Ça m’a fait tout drôle de voir Astrid planer dans les airs et, malgré tout ce qui s’est passé par la suite, l’image s’est très nettement gravée dans ma mémoire : la façon qu’elle a eue de tendre les mains devant elle en décollant de son vélo, telle une nageuse professionnelle prête à plonger, et ensuite la façon dont elle s’est d’instinct roulée en boule, tout comme les parachutistes apprennent à le faire avant l’impact. Elle n’a pas eu l’air étonnée le moins du monde ; elle fronçait juste un peu les sourcils, comme si on lui avait soumis un problème de maths épineux. Même après avoir heurté le sol, après que son corps s’est déboîté en tous sens, que ses membres se sont désarticulés et que sa joue s’est écrasée sur le goudron, son expression est restée curieusement stoïque. On aurait dit qu’elle attendait toujours ce qui venait de se produire. Un instant, elle a fermé les yeux et elle est restée allongée sans bouger au milieu de la rue, son vélo complètement tordu à côté d’elle. J’ai pu imaginer à quoi elle ressemblerait morte.

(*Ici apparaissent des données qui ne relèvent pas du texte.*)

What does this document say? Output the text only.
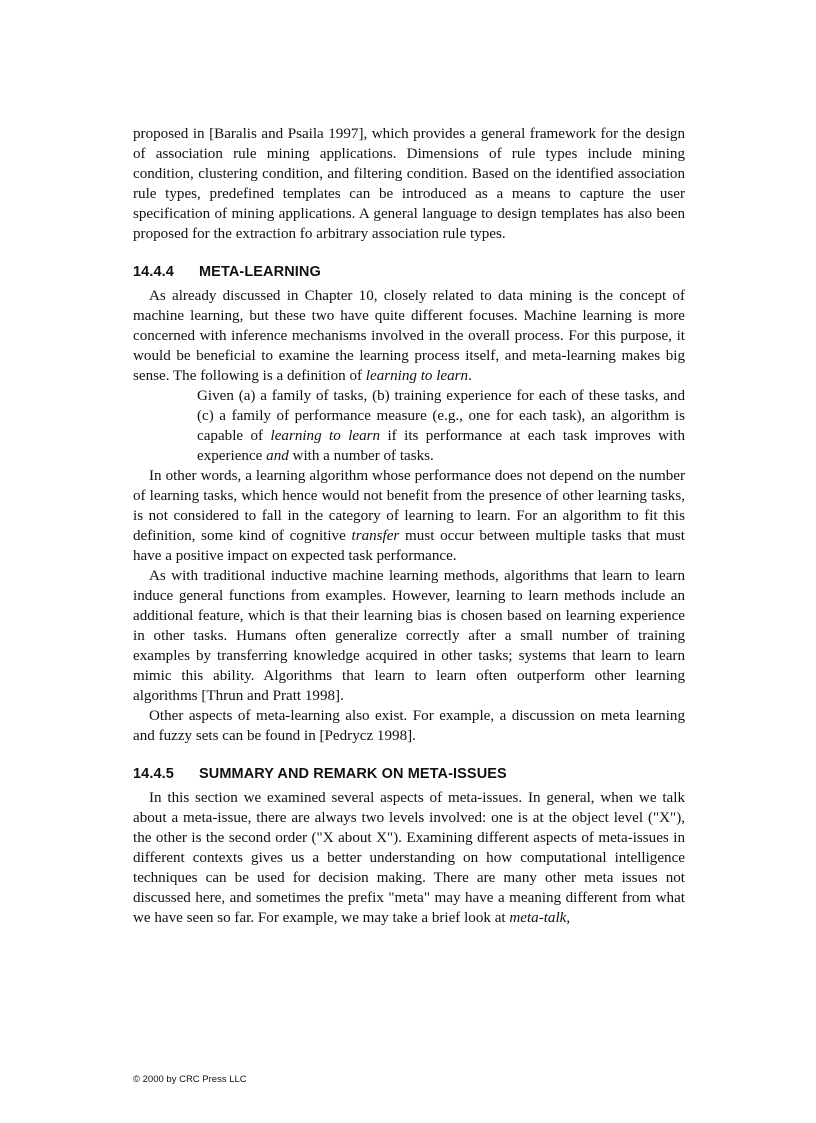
proposed in [Baralis and Psaila 1997], which provides a general framework for the design of association rule mining applications. Dimensions of rule types include mining condition, clustering condition, and filtering condition. Based on the identified association rule types, predefined templates can be introduced as a means to capture the user specification of mining applications. A general language to design templates has also been proposed for the extraction fo arbitrary association rule types.

14.4.4 META-LEARNING

As already discussed in Chapter 10, closely related to data mining is the concept of machine learning, but these two have quite different focuses. Machine learning is more concerned with inference mechanisms involved in the overall process. For this purpose, it would be beneficial to examine the learning process itself, and meta-learning makes big sense. The following is a definition of learning to learn.

Given (a) a family of tasks, (b) training experience for each of these tasks, and (c) a family of performance measure (e.g., one for each task), an algorithm is capable of learning to learn if its performance at each task improves with experience and with a number of tasks.

In other words, a learning algorithm whose performance does not depend on the number of learning tasks, which hence would not benefit from the presence of other learning tasks, is not considered to fall in the category of learning to learn. For an algorithm to fit this definition, some kind of cognitive transfer must occur between multiple tasks that must have a positive impact on expected task performance.

As with traditional inductive machine learning methods, algorithms that learn to learn induce general functions from examples. However, learning to learn methods include an additional feature, which is that their learning bias is chosen based on learning experience in other tasks. Humans often generalize correctly after a small number of training examples by transferring knowledge acquired in other tasks; systems that learn to learn mimic this ability. Algorithms that learn to learn often outperform other learning algorithms [Thrun and Pratt 1998].

Other aspects of meta-learning also exist. For example, a discussion on meta learning and fuzzy sets can be found in [Pedrycz 1998].

14.4.5 SUMMARY AND REMARK ON META-ISSUES

In this section we examined several aspects of meta-issues. In general, when we talk about a meta-issue, there are always two levels involved: one is at the object level ("X"), the other is the second order ("X about X"). Examining different aspects of meta-issues in different contexts gives us a better understanding on how computational intelligence techniques can be used for decision making. There are many other meta issues not discussed here, and sometimes the prefix "meta" may have a meaning different from what we have seen so far. For example, we may take a brief look at meta-talk,

© 2000 by CRC Press LLC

J’étais assis sur les marches du perron avec Dario et un de ses potes. C’était une de ces soirées de forte chaleur qui se maintient la nuit, et j’avais les yeux mi-clos. Je faisais comme si j’étais dans un autre monde tout en écoutant Dario marchander – si tant est qu’on puisse marchander en chuchotant -avec l’autre type le prix de ce qu’il y avait dans le sac en plastique qu’il croyait que je n’avais pas remarqué sous sa veste. J’ai su qu’Astrid approchait de la rue avant même de la voir. Et voilà qu’elle a surgi, ramassée sur sa selle. Et voilà que Peggy Farrell était assise dans sa voiture garée, sans doute en train d’écouter la fin d’une émission rasoir à la radio, à quelques mètres de l’endroit où j’étais assis. Elle m’a aperçu et une drôle d’expression a paru sur son visage, mi-furtive mi-implorante. L’irritation m’a gagné et j’ai fait semblant de ne pas la voir. Elle a ouvert sa portière à la volée. À point nommé. Astrid : un oiseau prenant son envol, bientôt ramassé sur le sol.
Je me suis précipité avec Dario, qui poussait des cris suraigus, mais Peggy nous a devancés. Elle se répandait en excuses, tandis qu’Astrid grommelait des trucs genre « putain » et « fichez-moi la paix ». Peggy allait me dire quelque chose, mais je l’ai dévisagée comme si je ne l’avais jamais vue et son visage s’est décomposé. Je me suis penché sur Astrid, qui avait l’air sonnée et n’arrêtait pas de s’inquiéter de son vélo, pendant que du sang lui dégoulinait sur la figure. J’aurais voulu la relever et la soutenir, mais je savais que, même blessée, elle n’apprécierait sans doute pas ou me donnerait l’impression d’être gauche et bête, aussi me suis-je contenté de lui demander comment ça allait. J’ai affiché mon expression la plus compatissante, même si je me suis vite rendu compte que ce n’était pas grave. Elle ne serait pas expédiée aux urgences, ni même alitée et impotente quelques jours, elle aurait juste mal un peu partout. J’étais conscient que Peggy me fixait du regard, attendant que je la salue, mais j’ai continué à l’ignorer.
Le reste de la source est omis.